You can override any operator in the language for your own classes. See this page for a complete list. Some examples:

• You can override any operator (* + - / // % ^ == < > <= >= . etc.). All this is done by overriding __mul__, __add__, etc. in your objects. You can even override things like __rmul__ to handle separately your_object*something_else and something_else*your_object. . is attribute access (a.b), and can be overridden to handle any arbitrary b by using __getattr__. Also included here is a(…) using __call__.

• You can create your own slice syntax (a[stuff]), which can be very complicated and quite different from the standard syntax used in lists (numpy has a good example of the power of this in their arrays) using any combination of ,, :, and … that you like, using Slice objects.

• Handle specially what happens with many keywords in the language. Included are del, in, import, and not.

• Handle what happens when many built in functions are called with your object. The standard __int__, __str__, etc. go here, but so do __len__, __reversed__, __abs__, and the three argument __pow__ (for modular exponentiation).

The re.Scanner class. http://code.activestate.com/recipes/457664-hidden-scanner-functionality-in-re-module/

"Unpacking" to function parameters

def foo(a, b, c):
        print a, b, c

bar = (3, 14, 15)
foo(*bar)

When executed prints:

3 14 15

The reversed() builtin. It makes iterating much cleaner in many cases.

quick example:

for i in reversed([1, 2, 3]):
    print(i)

produces:

3
2
1

However, reversed() also works with arbitrary iterators, such as lines in a file, or generator expressions.

The Zen of Python

>>> import this
The Zen of Python, by Tim Peters

Beautiful is better than ugly.
Explicit is better than implicit.
Simple is better than complex.
Complex is better than complicated.
Flat is better than nested.
Sparse is better than dense.
Readability counts.
Special cases aren't special enough to break the rules.
Although practicality beats purity.
Errors should never pass silently.
Unless explicitly silenced.
In the face of ambiguity, refuse the temptation to guess.
There should be one-- and preferably only one --obvious way to do it.
Although that way may not be obvious at first unless you're Dutch.
Now is better than never.
Although never is often better than *right* now.
If the implementation is hard to explain, it's a bad idea.
If the implementation is easy to explain, it may be a good idea.
Namespaces are one honking great idea -- let's do more of those!

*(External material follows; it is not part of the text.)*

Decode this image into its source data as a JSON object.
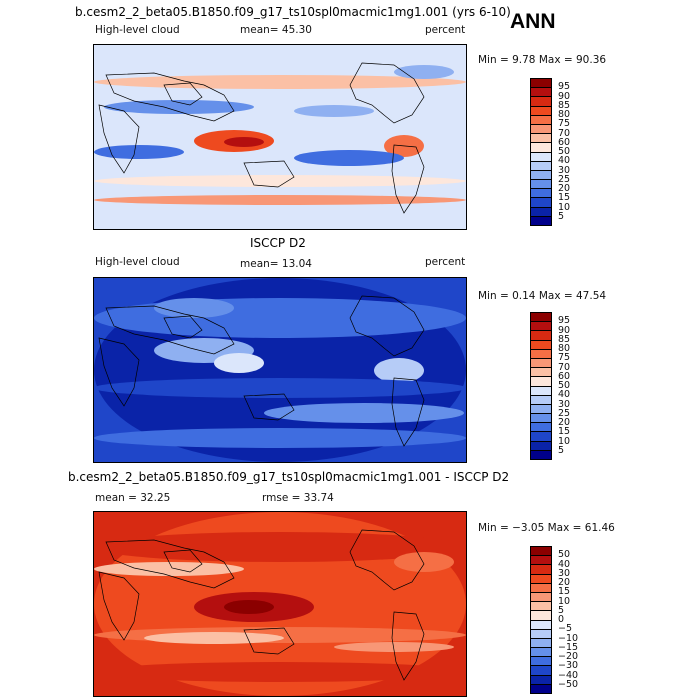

Changing function label at run time:

>>> class foo:
...   def normal_call(self): print "normal_call"
...   def call(self): 
...     print "first_call"
...     self.call = self.normal_call

>>> y = foo()
>>> y.call()
first_call
>>> y.call()
normal_call
>>> y.call()
normal_call
...

string-escape and unicode-escape encodings

Lets say you have a string from outer source, that contains \n, \t and so on. How to transform them into new-line or tab? Just decode string using string-escape encoding!

>>> print s
Hello\nStack\toverflow
>>> print s.decode('string-escape')
Hello
Stack	overflow

Another problem. You have normal string with unicode literals like \u01245. How to make it work? Just decode string using unicode-escape encoding!

>>> s = '\u041f\u0440\u0438\u0432\u0456\u0442, \u0441\u0432\u0456\u0442!'
>>> print s
\u041f\u0440\u0438\u0432\u0456\u0442, \u0441\u0432\u0456\u0442!
>>> print unicode(s)
\u041f\u0440\u0438\u0432\u0456\u0442, \u0441\u0432\u0456\u0442!
>>> print unicode(s, 'unicode-escape')
Привіт, світ!

unzip un-needed in Python

Someone blogged about Python not having an unzip function to go with zip(). unzip is straight-forward to calculate because:

>>> t1 = (0,1,2,3)
>>> t2 = (7,6,5,4)
>>> [t1,t2] == zip(*zip(t1,t2))
True

On reflection though, I'd rather have an explicit unzip().